Redução da equipa de advogados da FSC para duas posições a tempo inteiro
Após concluídos os procedimentos pendentes de demissão, apenas dois advogados a tempo inteiro permanecerão na FSC (excluindo posições de duração fixa).
A FSC enfrenta uma procura jurídica crescente para revisões. A agência tem de assegurar plenamente os fundamentos legais e a legitimidade processual antes de impor sanções e coimas em grande escala às empresas financeiras. Os processos administrativos movidos em oposição às sanções continuam a acumular-se. A legislação para novas áreas, incluindo ativos virtuais e valores mobiliários por token, acrescenta ainda mais peso ao trabalho.
Embora advogados e contabilistas normalmente trabalhem em organismos governamentais durante um a três anos para ganhar experiência no setor público antes de regressarem à prática privada, a maioria das saídas recentes na FSC envolve equipas que prestaram mais de 10 anos. As preocupações internas são significativas. A FSC está a monitorizar de perto a possibilidade de novas saídas, segundo é noticiado.

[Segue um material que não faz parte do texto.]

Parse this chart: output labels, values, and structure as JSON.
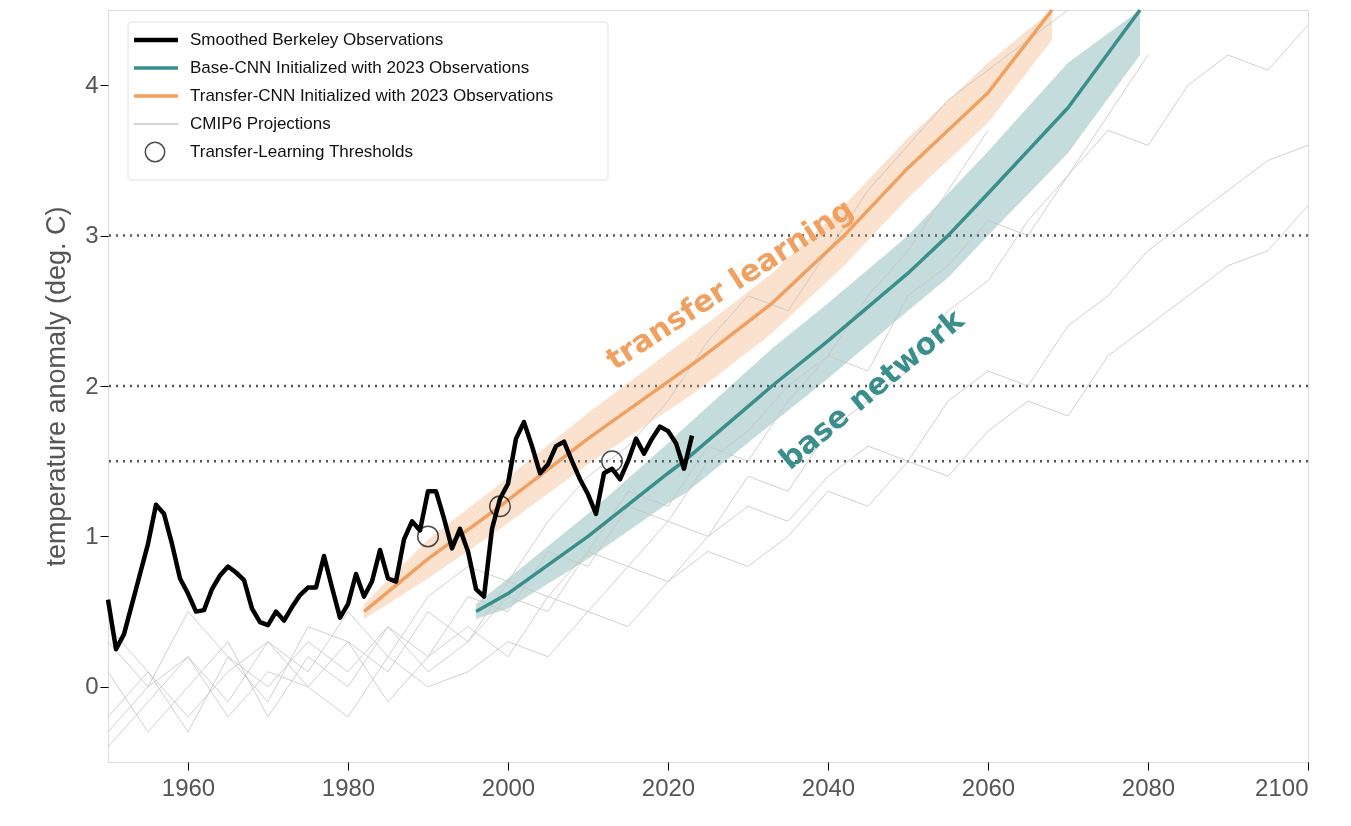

Um responsável da FSC afirmou: “O pessoal da FSC continua a ser valioso para as sociedades de advogados. Com a possibilidade de a mudança da agência estar a ser discutida, a saída de profissionais fora do exame e do pessoal especializado pode continuar por enquanto.”
Perguntas Frequentes
Quantos advogados vão permanecer na FSC da Coreia do Sul após as saídas recentes?

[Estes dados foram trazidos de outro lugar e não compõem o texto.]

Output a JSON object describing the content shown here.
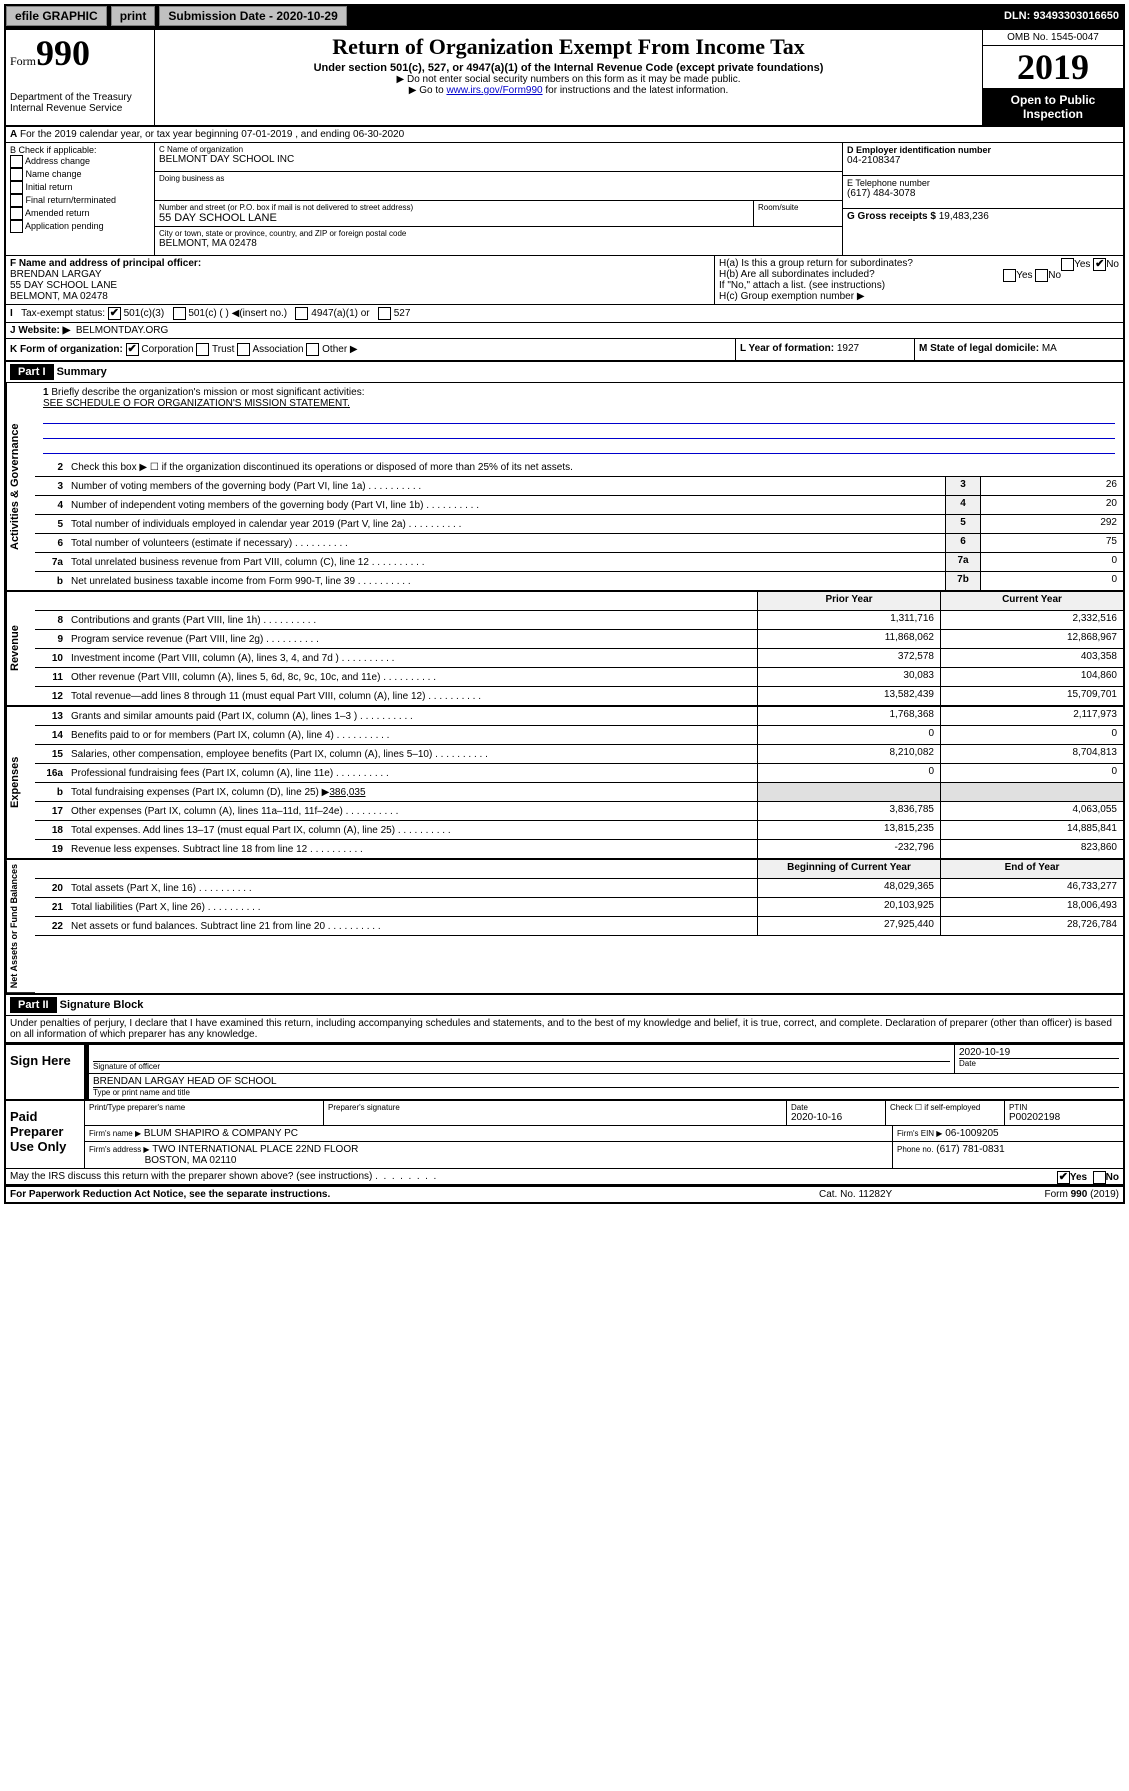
{
  "topbar": {
    "efile": "efile GRAPHIC",
    "print": "print",
    "submission_label": "Submission Date - 2020-10-29",
    "dln": "DLN: 93493303016650"
  },
  "header": {
    "form_word": "Form",
    "form_number": "990",
    "dept": "Department of the Treasury",
    "irs": "Internal Revenue Service",
    "title": "Return of Organization Exempt From Income Tax",
    "subtitle": "Under section 501(c), 527, or 4947(a)(1) of the Internal Revenue Code (except private foundations)",
    "note1": "▶ Do not enter social security numbers on this form as it may be made public.",
    "note2_pre": "▶ Go to ",
    "note2_link": "www.irs.gov/Form990",
    "note2_post": " for instructions and the latest information.",
    "omb": "OMB No. 1545-0047",
    "year": "2019",
    "open": "Open to Public Inspection"
  },
  "A": {
    "text": "For the 2019 calendar year, or tax year beginning 07-01-2019   , and ending 06-30-2020"
  },
  "B": {
    "label": "B Check if applicable:",
    "opts": [
      "Address change",
      "Name change",
      "Initial return",
      "Final return/terminated",
      "Amended return",
      "Application pending"
    ]
  },
  "C": {
    "name_label": "C Name of organization",
    "name": "BELMONT DAY SCHOOL INC",
    "dba_label": "Doing business as",
    "addr_label": "Number and street (or P.O. box if mail is not delivered to street address)",
    "room_label": "Room/suite",
    "addr": "55 DAY SCHOOL LANE",
    "city_label": "City or town, state or province, country, and ZIP or foreign postal code",
    "city": "BELMONT, MA  02478"
  },
  "D": {
    "label": "D Employer identification number",
    "value": "04-2108347"
  },
  "E": {
    "label": "E Telephone number",
    "value": "(617) 484-3078"
  },
  "G": {
    "label": "G Gross receipts $",
    "value": "19,483,236"
  },
  "F": {
    "label": "F Name and address of principal officer:",
    "name": "BRENDAN LARGAY",
    "addr1": "55 DAY SCHOOL LANE",
    "addr2": "BELMONT, MA  02478"
  },
  "H": {
    "a": "H(a)  Is this a group return for subordinates?",
    "b": "H(b)  Are all subordinates included?",
    "bnote": "If \"No,\" attach a list. (see instructions)",
    "c": "H(c)  Group exemption number ▶",
    "yes": "Yes",
    "no": "No"
  },
  "I": {
    "label": "Tax-exempt status:",
    "opts": [
      "501(c)(3)",
      "501(c) (   ) ◀(insert no.)",
      "4947(a)(1) or",
      "527"
    ]
  },
  "J": {
    "label": "J   Website: ▶",
    "value": "BELMONTDAY.ORG"
  },
  "K": {
    "label": "K Form of organization:",
    "opts": [
      "Corporation",
      "Trust",
      "Association",
      "Other ▶"
    ]
  },
  "L": {
    "label": "L Year of formation:",
    "value": "1927"
  },
  "M": {
    "label": "M State of legal domicile:",
    "value": "MA"
  },
  "part1": {
    "header": "Part I",
    "title": "Summary",
    "tab_ag": "Activities & Governance",
    "tab_rev": "Revenue",
    "tab_exp": "Expenses",
    "tab_na": "Net Assets or Fund Balances",
    "line1_label": "Briefly describe the organization's mission or most significant activities:",
    "line1_value": "SEE SCHEDULE O FOR ORGANIZATION'S MISSION STATEMENT.",
    "line2": "Check this box ▶ ☐  if the organization discontinued its operations or disposed of more than 25% of its net assets.",
    "lines_gov": [
      {
        "n": "3",
        "label": "Number of voting members of the governing body (Part VI, line 1a)",
        "box": "3",
        "val": "26"
      },
      {
        "n": "4",
        "label": "Number of independent voting members of the governing body (Part VI, line 1b)",
        "box": "4",
        "val": "20"
      },
      {
        "n": "5",
        "label": "Total number of individuals employed in calendar year 2019 (Part V, line 2a)",
        "box": "5",
        "val": "292"
      },
      {
        "n": "6",
        "label": "Total number of volunteers (estimate if necessary)",
        "box": "6",
        "val": "75"
      },
      {
        "n": "7a",
        "label": "Total unrelated business revenue from Part VIII, column (C), line 12",
        "box": "7a",
        "val": "0"
      },
      {
        "n": "b",
        "label": "Net unrelated business taxable income from Form 990-T, line 39",
        "box": "7b",
        "val": "0"
      }
    ],
    "col_prior": "Prior Year",
    "col_current": "Current Year",
    "lines_rev": [
      {
        "n": "8",
        "label": "Contributions and grants (Part VIII, line 1h)",
        "p": "1,311,716",
        "c": "2,332,516"
      },
      {
        "n": "9",
        "label": "Program service revenue (Part VIII, line 2g)",
        "p": "11,868,062",
        "c": "12,868,967"
      },
      {
        "n": "10",
        "label": "Investment income (Part VIII, column (A), lines 3, 4, and 7d )",
        "p": "372,578",
        "c": "403,358"
      },
      {
        "n": "11",
        "label": "Other revenue (Part VIII, column (A), lines 5, 6d, 8c, 9c, 10c, and 11e)",
        "p": "30,083",
        "c": "104,860"
      },
      {
        "n": "12",
        "label": "Total revenue—add lines 8 through 11 (must equal Part VIII, column (A), line 12)",
        "p": "13,582,439",
        "c": "15,709,701"
      }
    ],
    "lines_exp": [
      {
        "n": "13",
        "label": "Grants and similar amounts paid (Part IX, column (A), lines 1–3 )",
        "p": "1,768,368",
        "c": "2,117,973"
      },
      {
        "n": "14",
        "label": "Benefits paid to or for members (Part IX, column (A), line 4)",
        "p": "0",
        "c": "0"
      },
      {
        "n": "15",
        "label": "Salaries, other compensation, employee benefits (Part IX, column (A), lines 5–10)",
        "p": "8,210,082",
        "c": "8,704,813"
      },
      {
        "n": "16a",
        "label": "Professional fundraising fees (Part IX, column (A), line 11e)",
        "p": "0",
        "c": "0"
      }
    ],
    "line16b": {
      "n": "b",
      "label": "Total fundraising expenses (Part IX, column (D), line 25) ▶",
      "val": "386,035"
    },
    "lines_exp2": [
      {
        "n": "17",
        "label": "Other expenses (Part IX, column (A), lines 11a–11d, 11f–24e)",
        "p": "3,836,785",
        "c": "4,063,055"
      },
      {
        "n": "18",
        "label": "Total expenses. Add lines 13–17 (must equal Part IX, column (A), line 25)",
        "p": "13,815,235",
        "c": "14,885,841"
      },
      {
        "n": "19",
        "label": "Revenue less expenses. Subtract line 18 from line 12",
        "p": "-232,796",
        "c": "823,860"
      }
    ],
    "col_beg": "Beginning of Current Year",
    "col_end": "End of Year",
    "lines_na": [
      {
        "n": "20",
        "label": "Total assets (Part X, line 16)",
        "p": "48,029,365",
        "c": "46,733,277"
      },
      {
        "n": "21",
        "label": "Total liabilities (Part X, line 26)",
        "p": "20,103,925",
        "c": "18,006,493"
      },
      {
        "n": "22",
        "label": "Net assets or fund balances. Subtract line 21 from line 20",
        "p": "27,925,440",
        "c": "28,726,784"
      }
    ]
  },
  "part2": {
    "header": "Part II",
    "title": "Signature Block",
    "perjury": "Under penalties of perjury, I declare that I have examined this return, including accompanying schedules and statements, and to the best of my knowledge and belief, it is true, correct, and complete. Declaration of preparer (other than officer) is based on all information of which preparer has any knowledge.",
    "sign_here": "Sign Here",
    "sig_officer": "Signature of officer",
    "sig_date": "2020-10-19",
    "date_label": "Date",
    "officer_name": "BRENDAN LARGAY HEAD OF SCHOOL",
    "type_name": "Type or print name and title",
    "paid": "Paid Preparer Use Only",
    "prep_name_label": "Print/Type preparer's name",
    "prep_sig_label": "Preparer's signature",
    "prep_date_label": "Date",
    "prep_date": "2020-10-16",
    "check_self": "Check ☐ if self-employed",
    "ptin_label": "PTIN",
    "ptin": "P00202198",
    "firm_name_label": "Firm's name   ▶",
    "firm_name": "BLUM SHAPIRO & COMPANY PC",
    "firm_ein_label": "Firm's EIN ▶",
    "firm_ein": "06-1009205",
    "firm_addr_label": "Firm's address ▶",
    "firm_addr1": "TWO INTERNATIONAL PLACE 22ND FLOOR",
    "firm_addr2": "BOSTON, MA  02110",
    "phone_label": "Phone no.",
    "phone": "(617) 781-0831",
    "discuss": "May the IRS discuss this return with the preparer shown above? (see instructions)",
    "yes": "Yes",
    "no": "No"
  },
  "footer": {
    "pra": "For Paperwork Reduction Act Notice, see the separate instructions.",
    "cat": "Cat. No. 11282Y",
    "form": "Form 990 (2019)"
  }
}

Apenas dois advogados a tempo inteiro permanecerão na Comissão de Serviços Financeiros (Financial Services Commission) assim que forem concluídos os procedimentos pendentes de demissão, excluindo as posições de duração fixa. Isto representa uma redução acentuada face aos níveis anteriores de pessoal, já que vários profissionais jurídicos com longos anos de serviço deixaram o organismo para se juntarem a grandes sociedades de advogados.
Porque é que os advogados da FSC estão a deixar o organismo para se juntarem a sociedades de advogados após longos períodos?
As contratações que não passaram no exame do serviço civil enfrentam oportunidades limitadas de promoção face aos graduados desse exame, atingindo tipicamente apenas o nível de chefe de secção. Outros fatores incluem a triagem de reemprego do Governo mais rigorosa, que cria incerteza após a reforma, e a possível mudança da FSC para a Cidade de Sejong, que sobrecarregaria os trabalhadores com bases familiares em Seul. As sociedades de advogados oferecem a estes profissionais a possibilidade de utilizarem a sua especialização regulatória enquanto permanecem em Seul, com percursos de progressão na carreira mais claros.